Forensics, the mysterious solver of difficult to solve crimes that is the mainstay of many a crime novel and daytime TV series, is also now the topic of a new exhibition at the recently refurbished Wellcome Collection.

Real-life forensics is seemingly as clinically austere as its media representation is its polar opposite, but the history of how we went from guesswork to clear solid scientific principles is itself a fascinating one.


The exhibition is not a chronological examination of the examinatory arts of forensics, but a thematic one, with a focus on key aspects of the art-turned-science, and a few notable criminal cases.

A tiled floor hints at murder with faint memories of blood, and a nearby, not easy to find sign notes that this is from the studio of a Mexican artist, whose friend died in the room.

Elsewhere, more scientific uses of the photography art line the walls as early practitioners of the art came to understand the value of accurate recording to the scene of the crime.

Of course, the most familiar image of the forensics lab is the cold slab that is the temporary home for many people between dying and burial.
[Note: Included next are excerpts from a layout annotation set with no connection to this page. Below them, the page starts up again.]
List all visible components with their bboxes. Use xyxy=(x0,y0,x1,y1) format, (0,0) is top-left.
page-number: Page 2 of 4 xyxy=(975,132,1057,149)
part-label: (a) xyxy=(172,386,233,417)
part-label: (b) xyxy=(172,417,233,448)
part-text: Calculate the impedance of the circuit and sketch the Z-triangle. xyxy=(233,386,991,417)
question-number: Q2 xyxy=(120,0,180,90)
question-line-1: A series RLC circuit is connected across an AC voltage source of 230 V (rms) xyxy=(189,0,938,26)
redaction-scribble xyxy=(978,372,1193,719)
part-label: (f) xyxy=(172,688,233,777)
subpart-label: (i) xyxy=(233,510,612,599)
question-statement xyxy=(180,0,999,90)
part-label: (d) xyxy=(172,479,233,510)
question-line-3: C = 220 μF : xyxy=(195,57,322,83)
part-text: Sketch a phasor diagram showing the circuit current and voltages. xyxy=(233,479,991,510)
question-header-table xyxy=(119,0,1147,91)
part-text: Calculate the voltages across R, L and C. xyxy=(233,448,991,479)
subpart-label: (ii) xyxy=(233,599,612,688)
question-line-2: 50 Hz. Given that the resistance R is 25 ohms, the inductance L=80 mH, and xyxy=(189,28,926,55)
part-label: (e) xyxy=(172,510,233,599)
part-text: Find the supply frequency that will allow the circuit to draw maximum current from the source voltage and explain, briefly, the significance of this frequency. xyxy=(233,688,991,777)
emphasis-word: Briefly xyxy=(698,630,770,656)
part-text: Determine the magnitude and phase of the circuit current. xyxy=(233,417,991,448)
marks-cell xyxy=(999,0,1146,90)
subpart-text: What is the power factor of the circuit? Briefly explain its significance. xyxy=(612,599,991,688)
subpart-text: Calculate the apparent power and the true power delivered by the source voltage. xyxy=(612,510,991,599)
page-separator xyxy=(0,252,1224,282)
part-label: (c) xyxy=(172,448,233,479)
In this case, a long since discarded design, the porcelain slab with its drainage channels for human waste. These days, they prefer metal for their tables.


Dotted around the room, the historical records of the study of the human body, and the political strife to overcome the institutional prejudices in objurgate humans.

While Britain may have invented the greatest detective, it was the French who claim credit for the father of modern day forensics, Edmond Locard, which a newspaper of the time brazenly declares to have bested Sherlock Holmes at his own game following one notorious case.

And of course, there are the crimes, laid out mostly in the form of more newspaper articles.

One room, which could pass for an art exhibition, and does have some art in it, also demonstrates the skill in turning a skull into a reasonable likeness of the person who once owned it.


However, it is the last room which should give justified pause for thought following this homage to the cold sciences of forensics. Police work still relies too often on eye witnesses, and human memories are shockingly malleable and what you remember one moment can change over time to a totally different perspective, without you even noticing it happen.

Miscarriages of justice occur, and it is in part the improvements in forensics that help prevent, or later overturn them — and a series of photos of people who were incorrectly jailed returning to the scene of someone else’s crime is a somber conclusion to an educationally fulfilling exhibition.

The exhibition is free to visit, and open daily until 21st June.